The measures derived from imaginary coherence give us an estimate of global functional connectivity at each voxel, or the mean connectivity at each voxel between that region and the rest of the brain (46). In the alpha range, robust global connectivity across functionally critical brain regions was present in both groups (Figure 1a). The areas that show the maximal global connectivity include regions of parietal, temporal and occipital cortices, including occipital and parietal regions along the midline such as the cuneus and pre-cuneus (Figure 1a).

Figure 1
Global connectivity maps (GCMs) and data from a group comparison (non-parametric unpaired t-test) between patient and control GCMs. (A) In both the SZ and HC group, strong alpha imaginary coherence is seen in the GCMs in the posterior regions of the brain. ...
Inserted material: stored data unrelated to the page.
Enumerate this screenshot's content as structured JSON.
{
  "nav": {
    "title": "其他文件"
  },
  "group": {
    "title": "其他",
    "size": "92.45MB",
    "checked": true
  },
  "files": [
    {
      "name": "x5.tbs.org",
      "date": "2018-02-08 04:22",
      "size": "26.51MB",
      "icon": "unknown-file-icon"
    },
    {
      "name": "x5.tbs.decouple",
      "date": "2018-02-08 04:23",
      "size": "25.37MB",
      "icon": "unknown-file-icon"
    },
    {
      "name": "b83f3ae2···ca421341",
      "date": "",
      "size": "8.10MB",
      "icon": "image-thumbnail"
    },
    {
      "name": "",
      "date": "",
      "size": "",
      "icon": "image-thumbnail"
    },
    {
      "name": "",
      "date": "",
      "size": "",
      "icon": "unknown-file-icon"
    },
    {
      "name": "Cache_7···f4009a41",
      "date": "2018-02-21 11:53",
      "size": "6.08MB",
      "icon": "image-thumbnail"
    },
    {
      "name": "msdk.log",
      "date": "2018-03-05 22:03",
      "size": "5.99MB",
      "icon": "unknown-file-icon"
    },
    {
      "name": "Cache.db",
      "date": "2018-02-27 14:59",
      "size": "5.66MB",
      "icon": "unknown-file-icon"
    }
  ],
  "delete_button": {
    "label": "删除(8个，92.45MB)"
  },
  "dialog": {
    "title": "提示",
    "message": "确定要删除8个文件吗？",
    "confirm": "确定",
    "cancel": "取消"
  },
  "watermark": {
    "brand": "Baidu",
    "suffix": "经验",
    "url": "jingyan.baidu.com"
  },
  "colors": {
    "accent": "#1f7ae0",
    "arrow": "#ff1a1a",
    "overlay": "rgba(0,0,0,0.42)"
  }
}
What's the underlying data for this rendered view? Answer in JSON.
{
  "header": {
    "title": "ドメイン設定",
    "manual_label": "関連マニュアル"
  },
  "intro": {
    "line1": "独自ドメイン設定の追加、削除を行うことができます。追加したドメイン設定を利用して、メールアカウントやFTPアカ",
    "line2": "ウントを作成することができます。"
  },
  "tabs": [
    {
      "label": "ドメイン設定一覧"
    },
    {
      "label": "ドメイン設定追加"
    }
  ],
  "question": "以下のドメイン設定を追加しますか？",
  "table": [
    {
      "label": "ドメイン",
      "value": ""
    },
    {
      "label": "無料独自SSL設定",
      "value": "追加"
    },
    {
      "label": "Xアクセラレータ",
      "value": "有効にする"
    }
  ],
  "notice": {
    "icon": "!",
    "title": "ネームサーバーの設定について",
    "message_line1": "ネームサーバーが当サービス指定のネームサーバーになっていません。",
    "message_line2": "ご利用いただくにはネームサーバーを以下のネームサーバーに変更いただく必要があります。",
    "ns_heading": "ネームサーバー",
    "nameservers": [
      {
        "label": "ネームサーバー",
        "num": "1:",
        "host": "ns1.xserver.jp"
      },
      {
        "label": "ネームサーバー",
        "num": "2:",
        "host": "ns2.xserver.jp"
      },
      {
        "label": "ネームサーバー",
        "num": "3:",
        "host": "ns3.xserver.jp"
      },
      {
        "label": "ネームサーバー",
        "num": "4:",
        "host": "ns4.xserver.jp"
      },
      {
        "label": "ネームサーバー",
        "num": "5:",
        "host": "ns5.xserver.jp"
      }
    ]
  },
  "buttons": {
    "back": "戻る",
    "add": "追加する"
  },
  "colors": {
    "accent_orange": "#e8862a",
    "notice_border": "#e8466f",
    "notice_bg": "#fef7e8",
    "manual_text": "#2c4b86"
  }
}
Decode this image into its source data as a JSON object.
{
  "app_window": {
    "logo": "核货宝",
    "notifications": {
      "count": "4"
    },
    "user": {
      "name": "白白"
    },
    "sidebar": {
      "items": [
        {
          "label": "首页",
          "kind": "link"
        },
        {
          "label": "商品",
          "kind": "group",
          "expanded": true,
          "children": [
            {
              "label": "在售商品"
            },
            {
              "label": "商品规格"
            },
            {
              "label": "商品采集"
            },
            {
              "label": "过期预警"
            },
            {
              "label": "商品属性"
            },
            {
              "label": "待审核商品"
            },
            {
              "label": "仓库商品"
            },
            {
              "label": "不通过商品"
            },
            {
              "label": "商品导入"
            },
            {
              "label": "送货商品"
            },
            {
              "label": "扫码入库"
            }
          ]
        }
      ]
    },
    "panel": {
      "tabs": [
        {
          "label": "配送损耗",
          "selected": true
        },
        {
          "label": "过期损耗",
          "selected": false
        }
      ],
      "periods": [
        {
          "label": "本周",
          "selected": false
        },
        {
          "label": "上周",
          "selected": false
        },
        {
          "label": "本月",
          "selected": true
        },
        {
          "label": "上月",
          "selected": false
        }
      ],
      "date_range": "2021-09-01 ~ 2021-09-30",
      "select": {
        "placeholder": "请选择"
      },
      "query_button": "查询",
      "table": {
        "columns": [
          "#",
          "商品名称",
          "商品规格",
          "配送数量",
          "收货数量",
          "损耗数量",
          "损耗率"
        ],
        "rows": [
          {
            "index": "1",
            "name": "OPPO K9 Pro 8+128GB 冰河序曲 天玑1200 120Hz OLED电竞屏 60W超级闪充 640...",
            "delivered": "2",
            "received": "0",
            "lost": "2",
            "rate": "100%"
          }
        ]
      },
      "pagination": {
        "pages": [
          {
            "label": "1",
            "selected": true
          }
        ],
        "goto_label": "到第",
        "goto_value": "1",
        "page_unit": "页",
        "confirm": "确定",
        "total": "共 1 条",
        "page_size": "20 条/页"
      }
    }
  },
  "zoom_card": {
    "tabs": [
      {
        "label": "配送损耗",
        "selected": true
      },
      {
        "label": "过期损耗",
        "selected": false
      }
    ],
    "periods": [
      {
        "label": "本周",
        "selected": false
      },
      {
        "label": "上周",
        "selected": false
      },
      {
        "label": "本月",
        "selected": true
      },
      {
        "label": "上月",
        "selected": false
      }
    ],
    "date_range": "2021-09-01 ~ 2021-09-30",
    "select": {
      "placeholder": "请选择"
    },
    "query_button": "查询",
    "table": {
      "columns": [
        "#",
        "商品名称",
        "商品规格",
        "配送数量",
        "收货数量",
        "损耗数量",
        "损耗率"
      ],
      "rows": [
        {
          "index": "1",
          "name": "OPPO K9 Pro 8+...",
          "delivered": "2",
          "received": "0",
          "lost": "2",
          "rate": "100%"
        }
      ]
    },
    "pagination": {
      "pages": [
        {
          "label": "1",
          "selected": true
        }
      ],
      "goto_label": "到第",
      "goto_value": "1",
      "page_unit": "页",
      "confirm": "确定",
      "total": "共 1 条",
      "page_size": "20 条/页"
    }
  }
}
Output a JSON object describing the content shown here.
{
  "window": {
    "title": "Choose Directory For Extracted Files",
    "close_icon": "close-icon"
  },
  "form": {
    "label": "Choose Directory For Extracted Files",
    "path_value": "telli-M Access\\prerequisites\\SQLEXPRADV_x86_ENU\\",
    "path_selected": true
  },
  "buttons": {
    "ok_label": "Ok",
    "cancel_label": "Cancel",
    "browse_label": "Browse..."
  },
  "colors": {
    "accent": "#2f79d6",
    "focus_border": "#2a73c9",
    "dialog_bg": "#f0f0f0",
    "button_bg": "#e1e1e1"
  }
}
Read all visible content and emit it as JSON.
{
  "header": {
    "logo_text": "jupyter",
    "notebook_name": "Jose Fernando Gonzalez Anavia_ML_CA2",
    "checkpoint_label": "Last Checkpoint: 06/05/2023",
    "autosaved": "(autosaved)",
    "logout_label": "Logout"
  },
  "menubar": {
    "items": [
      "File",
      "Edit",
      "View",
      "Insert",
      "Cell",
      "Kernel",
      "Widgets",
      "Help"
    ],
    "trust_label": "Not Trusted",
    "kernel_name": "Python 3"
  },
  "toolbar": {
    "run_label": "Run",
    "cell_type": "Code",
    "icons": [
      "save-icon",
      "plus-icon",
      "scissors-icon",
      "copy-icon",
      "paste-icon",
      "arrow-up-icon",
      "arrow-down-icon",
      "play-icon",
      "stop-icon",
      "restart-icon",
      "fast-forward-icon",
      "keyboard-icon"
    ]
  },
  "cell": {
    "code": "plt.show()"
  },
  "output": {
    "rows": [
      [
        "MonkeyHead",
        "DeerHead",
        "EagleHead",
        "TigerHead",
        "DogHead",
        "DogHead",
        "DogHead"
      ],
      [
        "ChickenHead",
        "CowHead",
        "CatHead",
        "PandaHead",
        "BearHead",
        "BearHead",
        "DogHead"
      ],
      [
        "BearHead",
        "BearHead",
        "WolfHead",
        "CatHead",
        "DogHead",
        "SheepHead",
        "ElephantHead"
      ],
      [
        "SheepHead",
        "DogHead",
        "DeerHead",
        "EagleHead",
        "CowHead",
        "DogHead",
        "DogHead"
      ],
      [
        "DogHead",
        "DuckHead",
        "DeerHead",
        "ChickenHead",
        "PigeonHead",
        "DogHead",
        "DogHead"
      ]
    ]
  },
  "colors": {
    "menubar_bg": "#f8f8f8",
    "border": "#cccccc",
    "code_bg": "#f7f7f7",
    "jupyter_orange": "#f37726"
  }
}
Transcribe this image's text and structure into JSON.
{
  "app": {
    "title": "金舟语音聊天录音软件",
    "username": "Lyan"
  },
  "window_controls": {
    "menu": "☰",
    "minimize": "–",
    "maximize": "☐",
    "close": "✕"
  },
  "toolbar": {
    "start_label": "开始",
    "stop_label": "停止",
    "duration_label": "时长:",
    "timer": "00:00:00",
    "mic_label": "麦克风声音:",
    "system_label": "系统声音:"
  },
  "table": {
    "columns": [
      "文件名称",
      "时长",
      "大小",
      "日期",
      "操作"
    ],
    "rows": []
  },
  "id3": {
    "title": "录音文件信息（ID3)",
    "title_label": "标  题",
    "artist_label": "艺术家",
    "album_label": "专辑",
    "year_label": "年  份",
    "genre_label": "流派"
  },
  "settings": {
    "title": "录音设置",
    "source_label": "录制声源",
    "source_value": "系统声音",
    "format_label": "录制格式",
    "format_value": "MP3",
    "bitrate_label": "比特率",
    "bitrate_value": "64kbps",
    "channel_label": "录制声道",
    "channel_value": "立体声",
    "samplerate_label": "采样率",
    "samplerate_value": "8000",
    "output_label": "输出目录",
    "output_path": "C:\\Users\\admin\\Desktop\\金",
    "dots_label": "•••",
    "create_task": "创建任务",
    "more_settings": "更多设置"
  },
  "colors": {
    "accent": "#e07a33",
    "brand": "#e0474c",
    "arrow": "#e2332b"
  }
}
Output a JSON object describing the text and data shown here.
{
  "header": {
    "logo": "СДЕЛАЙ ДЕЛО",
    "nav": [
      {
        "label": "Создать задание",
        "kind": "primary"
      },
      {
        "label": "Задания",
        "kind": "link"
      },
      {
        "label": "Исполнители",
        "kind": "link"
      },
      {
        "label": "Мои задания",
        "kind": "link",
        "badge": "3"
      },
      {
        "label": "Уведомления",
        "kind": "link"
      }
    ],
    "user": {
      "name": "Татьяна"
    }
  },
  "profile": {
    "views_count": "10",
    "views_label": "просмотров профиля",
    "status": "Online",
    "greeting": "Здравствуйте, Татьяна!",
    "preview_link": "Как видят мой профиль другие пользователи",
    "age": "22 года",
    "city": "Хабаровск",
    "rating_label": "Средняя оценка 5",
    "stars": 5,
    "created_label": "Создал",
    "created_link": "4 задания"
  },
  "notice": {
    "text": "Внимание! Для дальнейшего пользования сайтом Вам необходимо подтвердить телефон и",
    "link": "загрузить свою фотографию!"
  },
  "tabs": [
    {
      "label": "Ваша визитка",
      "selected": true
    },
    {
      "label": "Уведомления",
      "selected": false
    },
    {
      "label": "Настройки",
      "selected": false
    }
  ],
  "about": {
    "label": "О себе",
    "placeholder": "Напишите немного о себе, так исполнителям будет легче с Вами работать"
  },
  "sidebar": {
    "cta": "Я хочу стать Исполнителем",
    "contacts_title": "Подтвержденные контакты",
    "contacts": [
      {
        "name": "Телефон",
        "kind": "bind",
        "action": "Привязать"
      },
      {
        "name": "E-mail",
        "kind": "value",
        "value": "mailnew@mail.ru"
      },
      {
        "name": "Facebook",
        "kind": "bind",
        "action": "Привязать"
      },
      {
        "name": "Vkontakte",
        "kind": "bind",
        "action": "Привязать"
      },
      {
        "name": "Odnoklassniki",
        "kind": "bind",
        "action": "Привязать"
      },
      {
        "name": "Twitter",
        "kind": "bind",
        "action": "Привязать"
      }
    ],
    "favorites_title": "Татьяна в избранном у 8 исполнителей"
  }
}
A direct comparison between the global connectivity maps in the SZ and HC groups (Figure 1b) reveals regions that show relative changes in connectivity patterns in patients with schizophrenia.

Increases in functional connectivity in the SZ group were restricted to a region of the occipital lobe, as well as right pre-frontal cortex (Figure 1b, in red). Greater global connectivity scores in the SZ patients (p<0.05, 10% FDR correction) were observed near the medial occipital gyrus (MOG; Figure 1b) in the left hemisphere in Brodmann’s Area (BA) 19 (Table 1). SZ subjects also showed an overall increase in connectivity in the right inferior frontal gyrus (IFG; Figure 1b), near BA45 (Table 1; p<0.05; 10% FDR).

Decreases in functional connectivity in the SZ group were found in multiple areas of the frontal and temporal lobes (Figure 1b, in blue). In the left hemisphere, decreased global connectivity values in SZ subjects were seen in BA6 and BA9 in left middle frontal gyrus (MFG; p<0.05, 10% FDR), and a region of left precentral gyrus extending ventrally to the upper bank of the sylvian fissure (Pre-CG; p<0.05, 10% FDR). In the right hemisphere, decreased connectivity (p<0.05, 10% FDR) was found over the superior temporal gyrus (STG; Table 1).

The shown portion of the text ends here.